We have been assured no such thing will happen. Many of the amendments brought to the motion yesterday were safeguards against things like unforeseen delays, lack of funding from other levels of government and a multitude of variables, any of which could amount to an actual decrease in rapid transit expansion throughout the city. There’s even a drop-dead deadline, we’re told, September 30th, for the provincial and federal governments to shit or get off the pot. If this isn’t sorted out in full, all the i’s dotted and t’s crossed, well, then an LRT it would be. No harm, no foul.
I will take them at their word on all that.
I will believe that city council is in full control of the situation, able to negotiate multiple competing agendum and put the brakes on any situation that arises that in any way threatens the plans we already had in place or risks any sort of significant delays in building rapid transit. This is what we were told. At this point, I have no reason to not believe it and only my healthy skepticism whispering negatively in my ear.
I’ll try my best to ignore my concerns and take the next few months to think of other things than dismal transit arguments and dubious transit plans. It’s a big city, our Toronto. Plenty of stuff to focus on. Subway advocates won the day. They’ve earned the right to step forward and see this through.
That’ll be me, quietly standing on the sidelines, enjoying the sultry summer.
— chill-ly submitted by Cityslikr
How much is it going to cost and does Ford have a plan to pay for it? When will it be finished because the original Scarborough LRT would have been ready for the Pan Am Games…
A.H. Aug. 31, 2011 – 79,978
Let’s not be too shocked when Metrolinx goes “fuck this” and pulls the plug. Hope the people of Scarborough like long walks and waiting for the bus.
We don’t like it, but we are damn used to it.
#TOPoli @TOMayorFord ‘s rope-a-dope politics finally wore down council. Subways folks! Subways, Subways, subways…..
Or maybe with the $400M funding gap presented the next day….
Council pulled @TOMayorFord off the ropes in order to deliver a Knock-Out Punch that will finally destroy the Stupid Scarborough Subway once and for all.
Immigrants, students & low-income ppl will suffer the most by losing light rail: http://metronews.ca/news/toronto/742498/scarborough-subway-route-makes-immigrants-students-and-poor-the-losers/ … (via @DufferinRider)
I hope we’re not going to see much of this kind of divisive whining.

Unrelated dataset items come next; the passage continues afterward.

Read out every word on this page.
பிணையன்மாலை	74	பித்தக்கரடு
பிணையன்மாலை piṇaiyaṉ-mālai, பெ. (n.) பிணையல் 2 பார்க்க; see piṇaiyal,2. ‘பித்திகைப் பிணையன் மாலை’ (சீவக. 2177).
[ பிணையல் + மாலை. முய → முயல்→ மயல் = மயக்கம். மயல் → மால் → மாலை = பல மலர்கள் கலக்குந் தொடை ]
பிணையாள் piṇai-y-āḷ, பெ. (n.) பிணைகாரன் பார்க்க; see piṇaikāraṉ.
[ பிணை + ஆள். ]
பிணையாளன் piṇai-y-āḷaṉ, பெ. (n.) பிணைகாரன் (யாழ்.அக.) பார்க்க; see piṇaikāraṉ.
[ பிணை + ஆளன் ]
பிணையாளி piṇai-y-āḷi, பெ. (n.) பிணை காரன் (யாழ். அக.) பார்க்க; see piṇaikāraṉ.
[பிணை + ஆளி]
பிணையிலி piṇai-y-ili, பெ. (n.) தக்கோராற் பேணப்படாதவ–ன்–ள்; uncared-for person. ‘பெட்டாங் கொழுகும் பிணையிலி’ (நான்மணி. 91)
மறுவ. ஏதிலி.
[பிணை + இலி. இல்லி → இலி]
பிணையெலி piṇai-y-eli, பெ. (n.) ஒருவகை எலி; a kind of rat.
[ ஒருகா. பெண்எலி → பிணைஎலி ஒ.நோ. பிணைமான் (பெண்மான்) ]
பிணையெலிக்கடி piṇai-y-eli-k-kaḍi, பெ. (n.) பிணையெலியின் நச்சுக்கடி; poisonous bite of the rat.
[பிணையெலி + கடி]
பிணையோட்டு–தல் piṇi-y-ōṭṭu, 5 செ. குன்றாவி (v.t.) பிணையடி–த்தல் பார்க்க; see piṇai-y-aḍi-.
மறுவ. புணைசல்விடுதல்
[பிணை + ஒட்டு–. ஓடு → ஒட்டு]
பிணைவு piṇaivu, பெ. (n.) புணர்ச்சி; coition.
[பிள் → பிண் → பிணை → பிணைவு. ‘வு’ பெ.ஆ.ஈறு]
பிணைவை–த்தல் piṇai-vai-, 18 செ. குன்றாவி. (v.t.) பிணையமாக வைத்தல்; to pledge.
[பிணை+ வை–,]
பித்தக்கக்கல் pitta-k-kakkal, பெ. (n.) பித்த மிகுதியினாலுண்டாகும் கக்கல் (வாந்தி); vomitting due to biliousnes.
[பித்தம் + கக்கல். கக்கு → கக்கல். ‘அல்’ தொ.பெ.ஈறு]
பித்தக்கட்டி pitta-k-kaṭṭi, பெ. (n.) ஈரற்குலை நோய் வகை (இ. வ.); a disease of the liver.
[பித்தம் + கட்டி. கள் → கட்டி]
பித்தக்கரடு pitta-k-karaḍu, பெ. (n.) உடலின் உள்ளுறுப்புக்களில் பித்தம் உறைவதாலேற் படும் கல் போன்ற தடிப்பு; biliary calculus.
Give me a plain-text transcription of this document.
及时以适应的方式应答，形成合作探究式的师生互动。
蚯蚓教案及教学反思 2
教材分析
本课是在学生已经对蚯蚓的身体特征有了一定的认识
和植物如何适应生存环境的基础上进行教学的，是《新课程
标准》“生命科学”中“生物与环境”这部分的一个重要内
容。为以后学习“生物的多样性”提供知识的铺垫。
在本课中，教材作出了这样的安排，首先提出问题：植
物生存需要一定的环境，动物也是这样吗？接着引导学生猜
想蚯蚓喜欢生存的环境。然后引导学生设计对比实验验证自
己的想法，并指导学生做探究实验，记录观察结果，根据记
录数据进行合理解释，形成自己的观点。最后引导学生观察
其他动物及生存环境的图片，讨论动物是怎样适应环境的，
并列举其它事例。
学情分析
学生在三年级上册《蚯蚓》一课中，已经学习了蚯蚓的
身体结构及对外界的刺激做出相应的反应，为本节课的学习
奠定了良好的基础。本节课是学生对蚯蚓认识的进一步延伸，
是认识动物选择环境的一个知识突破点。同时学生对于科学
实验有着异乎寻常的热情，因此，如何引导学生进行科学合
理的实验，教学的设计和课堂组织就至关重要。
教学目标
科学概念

We’re all in this together and there’s a lot more “stupid” people today than there was when Ford was elected. Remember when Stintz took his rattle away and a new era on Council was heralded?
Remember too then, he’s only one man, he needs a whole bunch of councillors to agree with him, if he’s going to screw-up.
Can someone explain to me Joe Mihevc’s motion that stipulates that the feds have to pay 50% of net capital costs? If the province is already paying about 2 thirds, how can the feds pay half? (Assuming, they are willing to…. ha..ha..ha..ha) To me, the motion seems to be a built in torpedo and I’m surprised it passed. And is good ol’ Joe really that devious? If so, it is the best explanation I can find for Joe voting for the extension. My previous explanation, which relied on an evil twin theory, has its limits.